Tuesday, December 31, 2013

Knight aces shootout, U.S. nips Canada 3-2

Close hockey game in St. Paul

Hilary Knight Photo by Willy Cook

     The U.S. Women’s National hockey team defeated Canada 3-2 in a shootout Saturday afternoon at the Xcel Energy Center at St. Paul, Minn. with Sun Valley’s Hilary Knight scoring the decisive shootout goal.

      Knight, 24, scored the decisive shootout goal and added a pair of assists to pace the Americans offensively.

     U.S. goaltender Jessie Vetter, 28, of Cottage Grove, Wisc. made 37 saves and turned aside all three Canadian shootout attempts for the victory.

     It was the third straight U.S. women’s hockey win over Canada in six meetings during this fall’s “Bring on the World Tour” run-up to the 2014 Winter Olympic Games at Sochi, Russia.

     And University of Wisconsin all-time scoring star Knight has played a big role in each of the three wins.

     Earlier this fall, Canada had beaten the U.S. 3-2, 6-3 and 4-2. But the U.S. bounced back with a 5-1 victory Dec. 12 at Calgary, Alberta, Canada and added a 4-1 fight-filled triumph Dec. 20 at Grand Forks, N.D.

     Commenting after Saturday’s tight win in front of 9,012 fans at St. Paul, U.S. Olympic women’s ice hockey head coach Katey Stone said, “We didn’t have the same intensity as before the (holiday) break but we started getting our legs back and found a way to win. Fortunately, Jessie was a rock back there and she settled things down when we really needed it.”

     Kelli Stack, 25, of Brooklyn Heights, Ohio opened the scoring for Team USA at the 13:54 of the first period when Knight’s wrap-around attempt was stopped by Canadian goaltender Charline Labonte. The rebound came to Stack who was left alone in the slot with an open net.

     With nine seconds remaining in the second period, 19-year-old Alex Carpenter of North Reading, Mass. fought off a defender and picked up a rebound to score a power play goal and make it 2-0.

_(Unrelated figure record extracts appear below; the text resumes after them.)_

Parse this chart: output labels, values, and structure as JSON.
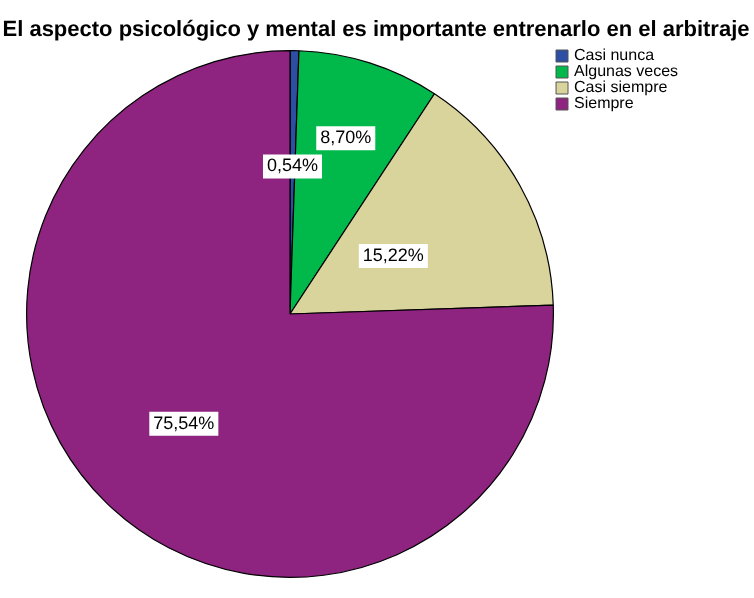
{
  "chart_data": {
    "type": "pie",
    "title": "El aspecto psicológico y mental es importante entrenarlo en el arbitraje",
    "categories": [
      "Casi nunca",
      "Algunas veces",
      "Casi siempre",
      "Siempre"
    ],
    "values": [
      0.54,
      8.7,
      15.22,
      75.54
    ],
    "colors": [
      "#2d4fa3",
      "#00b94a",
      "#d9d39c",
      "#8e2480"
    ],
    "value_labels": [
      "0,54%",
      "8,70%",
      "15,22%",
      "75,54%"
    ],
    "legend": "top right"
  }
}
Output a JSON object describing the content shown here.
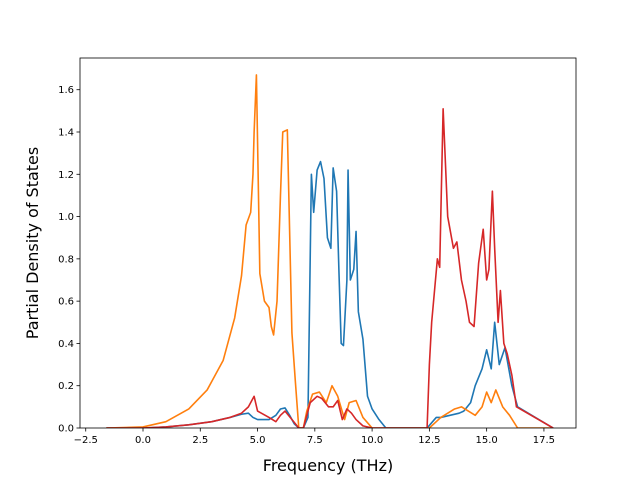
{
  "chart_data": {
    "type": "line",
    "title": "",
    "xlabel": "Frequency (THz)",
    "ylabel": "Partial Density of States",
    "xlim": [
      -2.75,
      18.9
    ],
    "ylim": [
      0.0,
      1.75
    ],
    "xticks": [
      -2.5,
      0.0,
      2.5,
      5.0,
      7.5,
      10.0,
      12.5,
      15.0,
      17.5
    ],
    "xtick_labels": [
      "−2.5",
      "0.0",
      "2.5",
      "5.0",
      "7.5",
      "10.0",
      "12.5",
      "15.0",
      "17.5"
    ],
    "yticks": [
      0.0,
      0.2,
      0.4,
      0.6,
      0.8,
      1.0,
      1.2,
      1.4,
      1.6
    ],
    "ytick_labels": [
      "0.0",
      "0.2",
      "0.4",
      "0.6",
      "0.8",
      "1.0",
      "1.2",
      "1.4",
      "1.6"
    ],
    "grid": false,
    "legend": false,
    "series": [
      {
        "color": "#1f77b4",
        "x": [
          -1.6,
          0.0,
          1.0,
          2.0,
          3.0,
          3.8,
          4.3,
          4.6,
          4.8,
          5.0,
          5.5,
          5.8,
          6.0,
          6.2,
          6.4,
          6.6,
          6.8,
          7.0,
          7.2,
          7.35,
          7.45,
          7.6,
          7.75,
          7.9,
          8.05,
          8.2,
          8.3,
          8.45,
          8.55,
          8.65,
          8.75,
          8.9,
          8.95,
          9.05,
          9.2,
          9.3,
          9.4,
          9.6,
          9.8,
          10.0,
          10.3,
          10.6,
          12.4,
          12.8,
          13.0,
          13.4,
          13.8,
          14.0,
          14.3,
          14.5,
          14.8,
          15.0,
          15.2,
          15.35,
          15.55,
          15.8,
          16.1,
          16.35,
          17.9
        ],
        "y": [
          0.0,
          0.0,
          0.005,
          0.015,
          0.03,
          0.05,
          0.065,
          0.07,
          0.05,
          0.04,
          0.04,
          0.06,
          0.09,
          0.095,
          0.06,
          0.02,
          0.0,
          0.0,
          0.05,
          1.2,
          1.02,
          1.22,
          1.26,
          1.18,
          0.9,
          0.85,
          1.23,
          1.12,
          0.75,
          0.4,
          0.39,
          0.7,
          1.22,
          0.7,
          0.75,
          0.93,
          0.55,
          0.42,
          0.15,
          0.09,
          0.04,
          0.0,
          0.0,
          0.05,
          0.05,
          0.06,
          0.07,
          0.08,
          0.12,
          0.2,
          0.28,
          0.37,
          0.28,
          0.5,
          0.3,
          0.38,
          0.2,
          0.1,
          0.0
        ]
      },
      {
        "color": "#ff7f0e",
        "x": [
          -1.6,
          0.0,
          1.0,
          2.0,
          2.8,
          3.5,
          4.0,
          4.3,
          4.5,
          4.7,
          4.8,
          4.85,
          4.95,
          5.1,
          5.3,
          5.5,
          5.6,
          5.7,
          5.85,
          6.0,
          6.1,
          6.3,
          6.5,
          6.65,
          6.8,
          7.0,
          7.15,
          7.4,
          7.7,
          8.0,
          8.25,
          8.5,
          8.8,
          9.0,
          9.3,
          9.6,
          10.0,
          10.5,
          12.5,
          13.0,
          13.3,
          13.6,
          13.9,
          14.2,
          14.5,
          14.8,
          15.0,
          15.2,
          15.4,
          15.7,
          16.0,
          16.35,
          17.9
        ],
        "y": [
          0.0,
          0.005,
          0.03,
          0.09,
          0.18,
          0.32,
          0.52,
          0.72,
          0.96,
          1.02,
          1.2,
          1.4,
          1.67,
          0.73,
          0.6,
          0.57,
          0.48,
          0.44,
          0.6,
          1.1,
          1.4,
          1.41,
          0.45,
          0.22,
          0.0,
          0.0,
          0.08,
          0.16,
          0.17,
          0.12,
          0.2,
          0.15,
          0.04,
          0.12,
          0.13,
          0.05,
          0.0,
          0.0,
          0.0,
          0.05,
          0.07,
          0.09,
          0.1,
          0.08,
          0.06,
          0.1,
          0.17,
          0.12,
          0.18,
          0.1,
          0.06,
          0.0,
          0.0
        ]
      },
      {
        "color": "#d62728",
        "x": [
          -1.6,
          0.0,
          1.0,
          2.0,
          3.0,
          3.8,
          4.3,
          4.6,
          4.8,
          4.85,
          5.0,
          5.5,
          5.8,
          6.0,
          6.2,
          6.5,
          6.8,
          7.0,
          7.3,
          7.6,
          7.8,
          8.1,
          8.3,
          8.5,
          8.7,
          8.9,
          9.1,
          9.3,
          9.6,
          10.0,
          10.5,
          12.4,
          12.5,
          12.6,
          12.85,
          12.95,
          13.1,
          13.3,
          13.55,
          13.7,
          13.9,
          14.1,
          14.25,
          14.45,
          14.65,
          14.85,
          15.0,
          15.1,
          15.25,
          15.35,
          15.5,
          15.6,
          15.75,
          15.9,
          16.1,
          16.3,
          17.9
        ],
        "y": [
          0.0,
          0.0,
          0.005,
          0.015,
          0.03,
          0.05,
          0.07,
          0.1,
          0.14,
          0.15,
          0.08,
          0.05,
          0.03,
          0.06,
          0.08,
          0.04,
          0.0,
          0.0,
          0.12,
          0.15,
          0.14,
          0.1,
          0.1,
          0.13,
          0.04,
          0.09,
          0.07,
          0.04,
          0.01,
          0.0,
          0.0,
          0.0,
          0.3,
          0.5,
          0.8,
          0.76,
          1.51,
          1.0,
          0.85,
          0.88,
          0.7,
          0.6,
          0.5,
          0.48,
          0.78,
          0.94,
          0.7,
          0.75,
          1.12,
          0.85,
          0.5,
          0.65,
          0.4,
          0.35,
          0.25,
          0.1,
          0.0
        ]
      }
    ]
  }
}
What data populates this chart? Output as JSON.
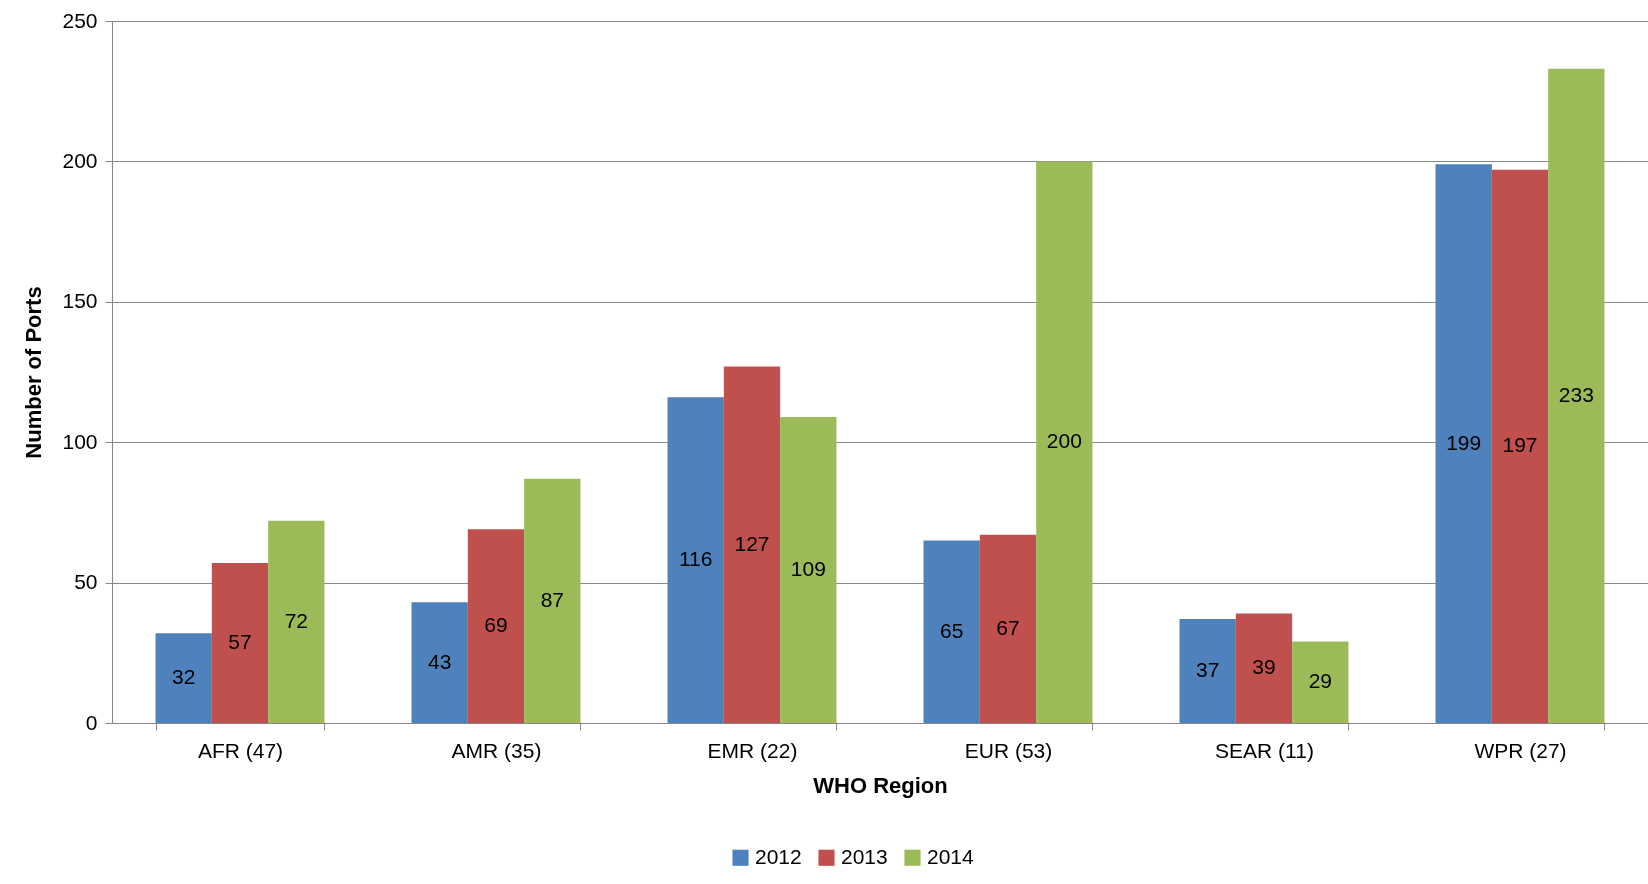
{
  "chart_data": {
    "type": "bar",
    "xlabel": "WHO Region",
    "ylabel": "Number of Ports",
    "categories": [
      "AFR (47)",
      "AMR (35)",
      "EMR (22)",
      "EUR (53)",
      "SEAR (11)",
      "WPR (27)"
    ],
    "series": [
      {
        "name": "2012",
        "color": "#4f81bd",
        "values": [
          32,
          43,
          116,
          65,
          37,
          199
        ]
      },
      {
        "name": "2013",
        "color": "#c0504d",
        "values": [
          57,
          69,
          127,
          67,
          39,
          197
        ]
      },
      {
        "name": "2014",
        "color": "#9bbb59",
        "values": [
          72,
          87,
          109,
          200,
          29,
          233
        ]
      }
    ],
    "ylim": [
      0,
      250
    ],
    "yticks": [
      0,
      50,
      100,
      150,
      200,
      250
    ],
    "grid": "y",
    "legend": "bottom",
    "data_labels": true
  }
}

     Canada tied the score, 2-2, with a pair of goals in the third period but after a scoreless overtime, the U.S. prevailed in the shootout with Boston Blades pro star Knight scoring the lone tally. Knight had spent the Christmas holiday with her family in Maine.

     The win was Team USA’s third consecutive victory over Canada, knotting the rivals’ head-to-head pre-Olympic tour record at three wins apiece. The two teams faced each other at the Air Canada Centre in Toronto, Ontario, Canada Monday, Dec. 30 for the final meeting between the teams before the 2014 Olympic Winter Games.

     After Monday’s rubber game of the seven-game pre-Olympic series, the U.S. national team heads to Ann Arbor, Mich.

     There, the 2014 Olympic women’s team of 18 skaters and three goalies will be announced Wednesday, Jan. 1 during the second intermission of the 2014 Bridgestone NHL Winter Classic contest between the Toronto Maple Leafs and Detroit Red Wings at Michigan Stadium. The game begins at 11 a.m. Mountain Standard Time.

     Wednesday’s Winter Classic, to be played before a sold-out crowd of over 100,000 fans, will aim to set the Guinness World Record for highest attendance at a hockey game. The previous record of 104,073 was set at Michigan Stadium during a college hockey game between Michigan and Michigan State in 2010.

     After the Olympic team is named, the final month of preparation will feature the Americans skating in a number of scrimmages against Midget teams from around the Boston area. The U.S. national team has trained this fall at The Edge Sports Center in Bedford, Mass. outside Boston.

     Knight has said that the strategy of playing against young high-school aged men has given the U.S. women a chance to experience more skating speed than they are accustomed to. She said the women enjoy pushing the pace and pushing the envelope in playing against the male players.

     Canada, seeking its fourth consecutive Olympic gold in women’s hockey, named its 21-player Olympic roster on Dec. 23 at Calgary. Although Canada’s new Olympic team has less experience than its two previous editions, it includes 12 players who helped beat the U.S. women 2-0 in the 2010 gold medal game at Vancouver, B.C., Canada.

     Women’s hockey debuted at the Olympics in 1998 with the U.S. winning the inaugural gold, then Canada taking the next three Olympic titles.

     The XXII Olympic Games women’s hockey tournament scheduled for Feb. 8-17 at the Bolshoy Ice Dome of Shayba Arena in Sochi, Russia features eight teams in two pools.

     The U.S. is grouped with Canada, Finland and Switzerland in Group A. Opening-round games for the U.S. are Feb. 8 against Finland, Feb. 10 against Switzerland and Feb. 12 against Canada. The four-team Group B includes Great Britain, Germany, Japan and Russia.